Kubernetes Batch Jobs
k8s_batch_job.Rmd
library(abba)If you’re an end user simply trying to run your work using abba, then this vignette is for you.
Our ultimate goal with abba is to make it as simple as possible for a user to user to do what they need to do. In doing so, there are a handful of methods to interact with the abba API. These methods do the work of submitting a job, waiting for it to complete, and collecting the log output.
End User Facing Functions
The abba end user methods all follow the naming
convention abba_.
| Function | Description |
|---|---|
abba_submit_job() |
Submit a job to the abba API |
abba_submit_and_get_log() |
Submit a job to the abba API, wait for completion, and return the job log |
abba_wait_for_job_log() |
Continue polling until the job log is available |
abba_get_job_log() |
Retrieve a job log |
abba_get_job_status() |
Retrieve a job status |
As a user, this gives you some distinct control over your own workflow - whether you want to submit the job and handle it later with some of the other specific methods, or simply submit the job and hold the console until the job completes. The internals of each of these methods handle interaction with the API to ensure that HTTP requests don’t time out. Note the the methods do have their own configurable timeout limit..

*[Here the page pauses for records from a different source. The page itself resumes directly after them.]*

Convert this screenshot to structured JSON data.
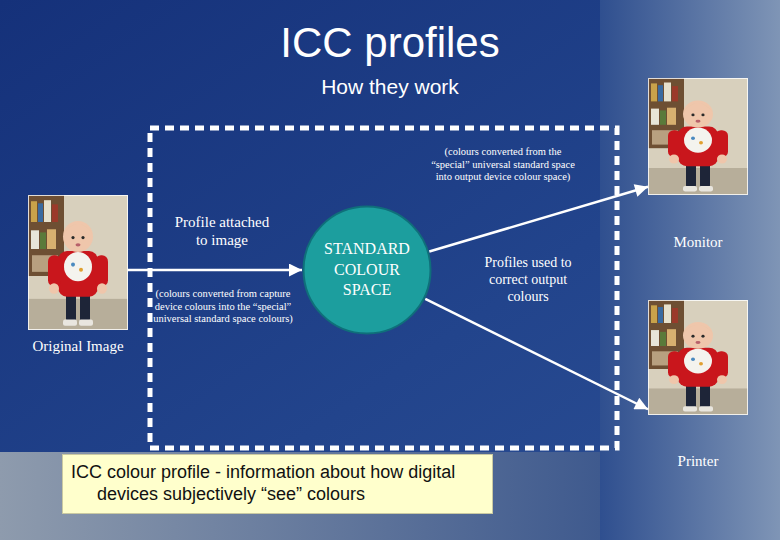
{
  "diagram": {
    "title": "ICC profiles",
    "nodes": [
      {
        "text": [
          "Original Image"
        ]
      },
      {
        "text": [
          "STANDARD COLOUR SPACE"
        ]
      },
      {
        "text": [
          "Monitor"
        ]
      },
      {
        "text": [
          "Printer"
        ]
      },
      {
        "text": [
          "ICC colour profile - information about how digital devices subjectively “see” colours"
        ]
      }
    ],
    "edges": [
      {
        "from": 0,
        "to": 1,
        "arrow": "to"
      },
      {
        "from": 1,
        "to": 2,
        "arrow": "to"
      },
      {
        "from": 1,
        "to": 3,
        "arrow": "to"
      }
    ],
    "labels": [
      "How they work",
      "(colours converted from the “special” universal standard space into output device colour space)",
      "Profile attached to image",
      "(colours converted from capture device colours into the “special” universal standard space colours)",
      "Profiles used to correct output colours"
    ]
  }
}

Create a Scheduled Batch File
A key reason that we created abba was to allow users to take advantage of submitting jobs through Connect. A key benefit of this is Connect’s ability to run reports on a set schedule, be it nightly or at whatever interval you need. abba leverages this capability and provides the extra component of sending your work out to a designated environment. We do this by using R Markdown reports, for which Connect has that scheduling capability.
Batch files can be created using the function
create_batch_job().
create_batch_job()
# Job file created at ./job.RmdThis creates a template R Markdown file with an example call to abba ready to go.

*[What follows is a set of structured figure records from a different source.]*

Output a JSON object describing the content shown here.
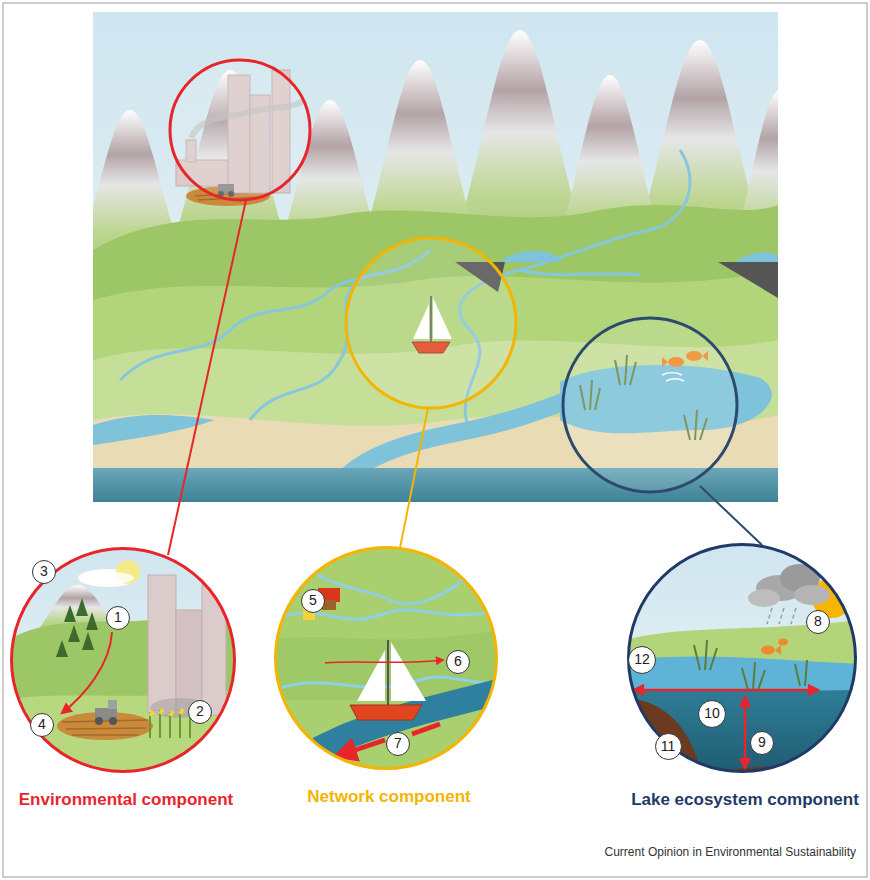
{
  "diagram": {
    "nodes": [
      {
        "text": [
          "Environmental component"
        ]
      },
      {
        "text": [
          "Network component"
        ]
      },
      {
        "text": [
          "Lake ecosystem component"
        ]
      }
    ],
    "labels": [
      "1",
      "2",
      "3",
      "4",
      "5",
      "6",
      "7",
      "8",
      "9",
      "10",
      "11",
      "12",
      "Current Opinion in Environmental Sustainability"
    ]
  }
}
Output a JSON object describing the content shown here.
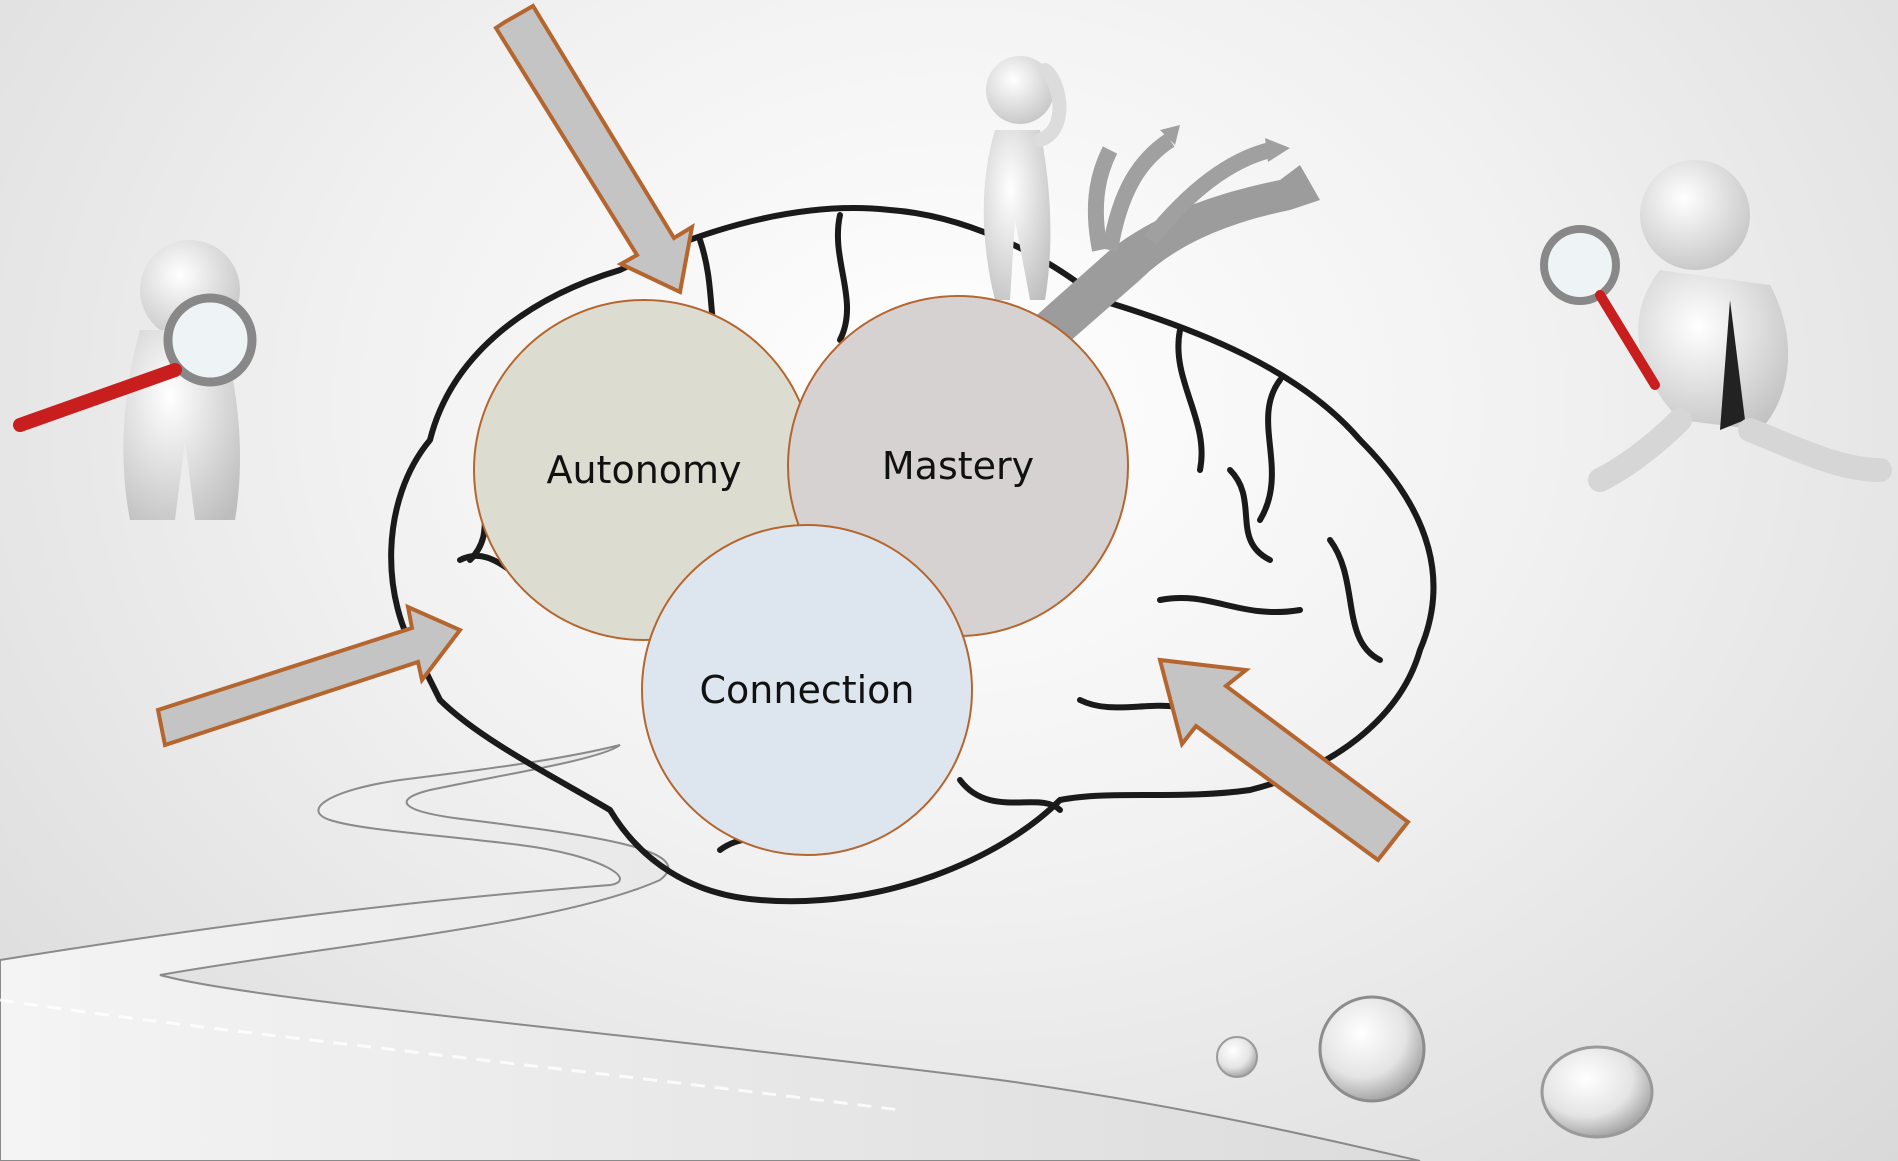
{
  "diagram": {
    "circles": [
      {
        "id": "autonomy",
        "label": "Autonomy",
        "fill": "#dcddd0",
        "stroke": "#b5652e"
      },
      {
        "id": "mastery",
        "label": "Mastery",
        "fill": "#d6d2d2",
        "stroke": "#b5652e"
      },
      {
        "id": "connection",
        "label": "Connection",
        "fill": "#dde6ef",
        "stroke": "#b5652e"
      }
    ],
    "colors": {
      "arrow_fill": "#c4c4c4",
      "arrow_stroke": "#b5652e",
      "brain_outline": "#1a1a1a",
      "figure": "#e6e6e6",
      "magnifier_handle": "#c81e1e"
    },
    "decorations": [
      "brain-outline",
      "winding-road",
      "thinking-figure-with-arrows",
      "figure-with-magnifier-left",
      "figure-with-magnifier-right",
      "water-droplets"
    ]
  }
}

abba::abba_submit_and_get_log(
"/path/to/file.R",
container = "<container_image_name>"
)There are some considerations for you should make when in your job submission:
- The file path must be visible to you as a user.
- Make sure the job has enough resources to execute by using the
cpu_limitandmemory_limitarguments. Memory limits should be specified in Megabyte, so for example, a 4GB session would be listed as'4000M'. - The timeout limits defaults to 10 minutes. If your job will likely
run longer than 10 minutes, increase this using the
timeout_secondsargument. - Make sure you specify the appropriate container. This should likely match whatever you’re already using within Posit Workbench.

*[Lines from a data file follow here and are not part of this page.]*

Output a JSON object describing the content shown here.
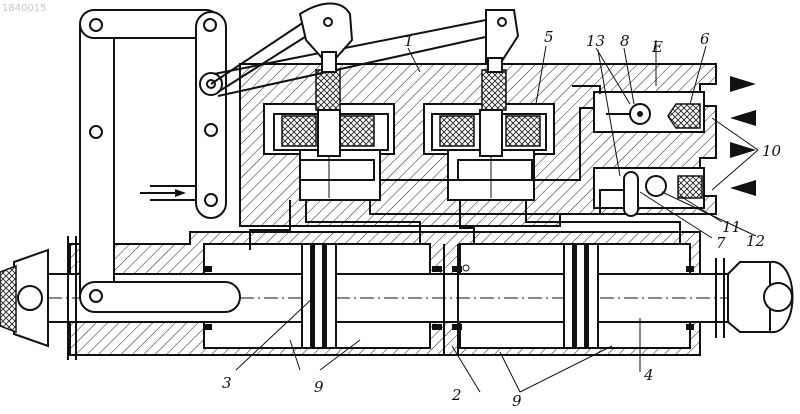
{
  "watermark": "1840015",
  "labels": {
    "l1": "1",
    "l2": "2",
    "l3": "3",
    "l4": "4",
    "l5": "5",
    "l6": "6",
    "l7": "7",
    "l8": "8",
    "l9a": "9",
    "l9b": "9",
    "l10": "10",
    "l11": "11",
    "l12": "12",
    "l13": "13",
    "lE": "E"
  }
}
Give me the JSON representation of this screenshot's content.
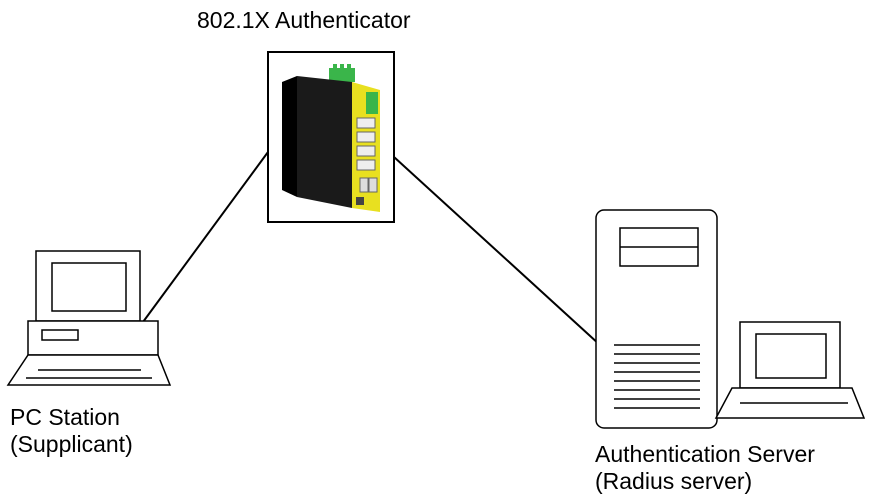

A user’s home directory is mounted to the container automatically,
but if you’re referencing data outside of your home directory then you
may have to add that path to the mount parameter. This
needs to follow a specific structure to tell the container how the drive
should be mounted. For example:
list(
volumes=list(
list(name='mount1', nfs=list(
server='0.0.0.0',
path='/mnt/remote/mount1')
)
),
volumeMounts=list(
list(name='mount1', mountPath='/mnt/local/mount1')
)
)
)In this example, the volumes element references the
physical server that needs to be mounted, and the targeted folder from
the server that is being mounted. The volumeMounts element
indicates the path that will be present locally within the container
session. This example represents a standard NFS mount. More complex
mount types, such as SMB, are not supported at this time.
Deployment Prep
Before you deploy to connect, you’ll need to make sure that you have a Posit Connect API key. Note that you’ll need at least a role of Publisher to do this (and to actually deploy to Connect itself). You can do this by following the instructions in the Posit Connect documentation.
With that in place, make sure you test our your job locally before deploying to connect. To do this, you’ll need the abba API URL hosted in your environment, which you can get from your Posit support team (or by looking through content visible to you on Posit Connect).
To test the job, we recommend setting two environment variables, as you’ll be configuring these once deployed to connect:
-
ABBA_API_ADDRESS, set to the URL of the abba API in your environment -
ABBA_API_KEY, set to the key you retrieved from Posit Connect. Make sure you keep this key secure.
You can set these locally as follows:
Sys.setenv(
ABBA_API_ADDRESS = "https://your-connect-server.com/abba_apo",
ABBA_API_KEY = "<your API key>"
)Once set, knit the R Markdown file to make sure it executes.
Deploy a Batch File to Connect
Now you can deploy your job to Posit Connect. This can be done following a standard R Markdown deployment process, either using the publish button within the RStudio IDE, or using git backed content if you’d like to follow a more controlled deployment process.
Once the Markdown file is in connect, you’ll need to set the environment variables we specified above within the deployed environment.
Once you the environment variables are configured, you can hit the
refresh button (visible in the screenshot above) to rerun the Markdown
job and make sure it works.